4
Печально было смотреть на пожарище. Огонь и вода вели серьезную и неумолимую войну. В закопченных стенах, балки которых торчали как сломанные берцовые кости, зияли окна, напоминая черные гангренозные раны; но вся передняя часть дома рухнула, превратившись в груду извести, обожженного дерева и обуглившейся бумаги. И среди этих развалин метался, как сыч, Солем Бирфринд в ермолке и черепаховых очках.

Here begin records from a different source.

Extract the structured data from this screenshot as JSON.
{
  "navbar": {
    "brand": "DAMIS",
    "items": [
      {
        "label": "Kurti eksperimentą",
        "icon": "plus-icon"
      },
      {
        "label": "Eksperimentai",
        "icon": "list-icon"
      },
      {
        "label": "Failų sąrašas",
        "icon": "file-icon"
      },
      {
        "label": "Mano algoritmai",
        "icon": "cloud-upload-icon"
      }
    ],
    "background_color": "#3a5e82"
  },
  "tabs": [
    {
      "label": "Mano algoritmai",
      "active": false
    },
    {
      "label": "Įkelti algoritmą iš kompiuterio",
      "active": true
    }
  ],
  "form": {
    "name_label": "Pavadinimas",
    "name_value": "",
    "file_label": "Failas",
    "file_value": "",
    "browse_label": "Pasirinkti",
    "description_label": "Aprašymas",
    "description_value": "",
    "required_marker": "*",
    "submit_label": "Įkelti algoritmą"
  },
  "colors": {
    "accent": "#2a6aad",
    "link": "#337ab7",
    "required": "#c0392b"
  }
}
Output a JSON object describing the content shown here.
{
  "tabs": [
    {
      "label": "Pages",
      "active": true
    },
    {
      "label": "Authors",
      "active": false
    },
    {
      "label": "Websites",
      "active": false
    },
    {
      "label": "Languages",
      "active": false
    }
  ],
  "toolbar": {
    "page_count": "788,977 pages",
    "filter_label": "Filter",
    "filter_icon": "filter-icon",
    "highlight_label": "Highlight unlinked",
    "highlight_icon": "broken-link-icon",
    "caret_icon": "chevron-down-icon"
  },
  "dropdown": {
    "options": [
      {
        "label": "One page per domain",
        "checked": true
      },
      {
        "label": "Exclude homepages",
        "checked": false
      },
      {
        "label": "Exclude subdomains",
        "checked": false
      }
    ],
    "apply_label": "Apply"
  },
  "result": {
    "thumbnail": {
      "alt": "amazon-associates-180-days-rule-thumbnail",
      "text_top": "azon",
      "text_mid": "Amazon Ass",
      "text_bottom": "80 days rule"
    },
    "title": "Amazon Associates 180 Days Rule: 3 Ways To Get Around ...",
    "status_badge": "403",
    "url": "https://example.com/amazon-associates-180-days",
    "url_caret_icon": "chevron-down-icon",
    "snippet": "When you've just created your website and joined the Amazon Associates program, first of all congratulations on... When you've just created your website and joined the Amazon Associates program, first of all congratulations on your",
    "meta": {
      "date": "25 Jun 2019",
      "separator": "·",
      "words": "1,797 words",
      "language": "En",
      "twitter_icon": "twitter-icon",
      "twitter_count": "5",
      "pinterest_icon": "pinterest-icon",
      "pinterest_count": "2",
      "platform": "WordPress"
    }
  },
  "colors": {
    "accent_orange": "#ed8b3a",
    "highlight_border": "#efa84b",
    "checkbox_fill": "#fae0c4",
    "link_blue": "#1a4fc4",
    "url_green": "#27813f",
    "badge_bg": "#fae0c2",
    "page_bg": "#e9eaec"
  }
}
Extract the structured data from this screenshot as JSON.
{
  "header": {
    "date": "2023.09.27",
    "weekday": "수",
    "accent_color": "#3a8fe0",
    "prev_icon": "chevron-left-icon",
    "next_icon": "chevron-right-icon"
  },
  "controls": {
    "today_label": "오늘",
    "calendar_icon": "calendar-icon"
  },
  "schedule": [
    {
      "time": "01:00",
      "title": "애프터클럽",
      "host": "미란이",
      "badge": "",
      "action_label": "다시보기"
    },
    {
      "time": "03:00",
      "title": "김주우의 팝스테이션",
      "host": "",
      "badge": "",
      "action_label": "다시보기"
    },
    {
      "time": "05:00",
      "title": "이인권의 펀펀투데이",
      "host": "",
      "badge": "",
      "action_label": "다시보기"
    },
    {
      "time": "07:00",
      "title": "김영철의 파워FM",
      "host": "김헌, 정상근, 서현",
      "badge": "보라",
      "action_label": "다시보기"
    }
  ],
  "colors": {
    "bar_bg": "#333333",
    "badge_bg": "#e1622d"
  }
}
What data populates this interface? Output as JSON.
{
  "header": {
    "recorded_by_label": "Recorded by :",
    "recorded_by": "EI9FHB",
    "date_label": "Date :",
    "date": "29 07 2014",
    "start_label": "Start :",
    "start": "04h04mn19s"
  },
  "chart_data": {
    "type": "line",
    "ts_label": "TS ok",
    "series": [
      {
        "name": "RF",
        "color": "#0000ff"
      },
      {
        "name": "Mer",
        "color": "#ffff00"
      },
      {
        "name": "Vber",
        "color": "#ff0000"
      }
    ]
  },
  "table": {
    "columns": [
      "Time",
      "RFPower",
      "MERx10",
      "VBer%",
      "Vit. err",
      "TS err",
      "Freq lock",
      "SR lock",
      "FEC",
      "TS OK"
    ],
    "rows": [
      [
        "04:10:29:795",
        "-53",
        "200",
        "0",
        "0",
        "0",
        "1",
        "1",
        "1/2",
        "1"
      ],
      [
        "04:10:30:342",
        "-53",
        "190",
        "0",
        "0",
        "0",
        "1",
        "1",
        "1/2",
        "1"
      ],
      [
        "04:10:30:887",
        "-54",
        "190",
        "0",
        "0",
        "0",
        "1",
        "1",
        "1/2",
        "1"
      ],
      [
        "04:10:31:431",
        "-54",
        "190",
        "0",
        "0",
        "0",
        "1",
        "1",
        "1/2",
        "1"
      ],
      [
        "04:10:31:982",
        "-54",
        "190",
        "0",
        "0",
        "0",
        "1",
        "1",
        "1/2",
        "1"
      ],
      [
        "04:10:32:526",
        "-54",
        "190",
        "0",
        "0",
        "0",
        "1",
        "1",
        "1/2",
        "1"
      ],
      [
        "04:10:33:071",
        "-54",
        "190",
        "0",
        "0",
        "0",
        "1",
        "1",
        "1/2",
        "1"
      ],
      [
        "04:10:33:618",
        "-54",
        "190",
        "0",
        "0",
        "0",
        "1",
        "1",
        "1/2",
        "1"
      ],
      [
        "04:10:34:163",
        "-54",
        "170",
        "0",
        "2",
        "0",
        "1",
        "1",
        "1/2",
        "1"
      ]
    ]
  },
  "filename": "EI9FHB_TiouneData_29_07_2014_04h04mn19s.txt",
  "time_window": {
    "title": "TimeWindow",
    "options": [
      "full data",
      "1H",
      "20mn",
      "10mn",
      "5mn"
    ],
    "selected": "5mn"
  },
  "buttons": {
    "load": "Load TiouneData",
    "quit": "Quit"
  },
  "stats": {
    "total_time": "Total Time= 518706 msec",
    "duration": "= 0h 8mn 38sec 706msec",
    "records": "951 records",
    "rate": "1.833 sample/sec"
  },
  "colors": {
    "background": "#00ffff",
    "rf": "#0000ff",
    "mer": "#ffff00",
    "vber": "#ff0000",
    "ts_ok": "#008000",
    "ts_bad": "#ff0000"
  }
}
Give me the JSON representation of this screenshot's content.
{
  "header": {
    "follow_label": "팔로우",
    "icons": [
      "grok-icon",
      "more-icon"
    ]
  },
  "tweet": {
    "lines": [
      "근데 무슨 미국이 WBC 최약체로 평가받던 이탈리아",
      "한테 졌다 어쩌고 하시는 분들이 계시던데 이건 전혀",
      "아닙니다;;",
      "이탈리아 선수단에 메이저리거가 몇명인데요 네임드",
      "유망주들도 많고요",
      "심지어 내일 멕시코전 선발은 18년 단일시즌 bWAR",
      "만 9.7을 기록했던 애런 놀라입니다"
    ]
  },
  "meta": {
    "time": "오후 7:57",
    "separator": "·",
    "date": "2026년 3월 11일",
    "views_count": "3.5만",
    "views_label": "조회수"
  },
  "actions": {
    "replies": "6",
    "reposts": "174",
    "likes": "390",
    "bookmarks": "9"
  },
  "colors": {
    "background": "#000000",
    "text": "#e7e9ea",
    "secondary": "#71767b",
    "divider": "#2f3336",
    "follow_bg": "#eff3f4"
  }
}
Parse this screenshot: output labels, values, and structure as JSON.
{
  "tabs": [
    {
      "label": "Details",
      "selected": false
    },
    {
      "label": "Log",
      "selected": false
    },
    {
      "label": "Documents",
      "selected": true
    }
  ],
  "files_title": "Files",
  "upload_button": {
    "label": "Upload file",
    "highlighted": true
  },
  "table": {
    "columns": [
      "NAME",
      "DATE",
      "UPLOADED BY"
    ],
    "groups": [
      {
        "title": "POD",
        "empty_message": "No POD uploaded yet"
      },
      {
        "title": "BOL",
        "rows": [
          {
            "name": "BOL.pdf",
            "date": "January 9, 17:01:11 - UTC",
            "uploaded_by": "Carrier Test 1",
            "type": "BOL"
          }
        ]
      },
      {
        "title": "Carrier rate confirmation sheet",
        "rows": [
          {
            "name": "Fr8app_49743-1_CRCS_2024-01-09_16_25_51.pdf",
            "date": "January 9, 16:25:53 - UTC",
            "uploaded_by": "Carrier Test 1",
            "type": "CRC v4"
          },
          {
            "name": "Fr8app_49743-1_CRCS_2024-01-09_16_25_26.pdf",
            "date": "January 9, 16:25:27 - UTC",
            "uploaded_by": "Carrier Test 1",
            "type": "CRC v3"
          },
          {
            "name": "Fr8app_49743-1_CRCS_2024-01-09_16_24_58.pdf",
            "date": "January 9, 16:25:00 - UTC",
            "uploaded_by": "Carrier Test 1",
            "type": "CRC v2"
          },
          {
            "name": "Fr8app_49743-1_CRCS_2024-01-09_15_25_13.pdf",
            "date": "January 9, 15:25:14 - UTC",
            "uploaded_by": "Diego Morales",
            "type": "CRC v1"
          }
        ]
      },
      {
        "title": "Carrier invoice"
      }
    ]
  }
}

Глаза были вытаращены, губы двигались, но он ничего не говорил и едва отвечал на вопросы, которые ему задавал комиссар Хроот и поверенный страхового общества.
— «Горит старый дом!» — продекламировал комиссар, пожимая руку доктора. — Его спасли в самую последнюю минуту!
— Он жил в этом доме?
— Да. На улицу выходил магазин, затем шел склад, а совсем в глубине была его комната. Верхний этаж был целиком занят складом. Он выпрыгнул через окошко в самый последний момент, но только для того, чтобы броситься в двери и попытаться спасти свое добро.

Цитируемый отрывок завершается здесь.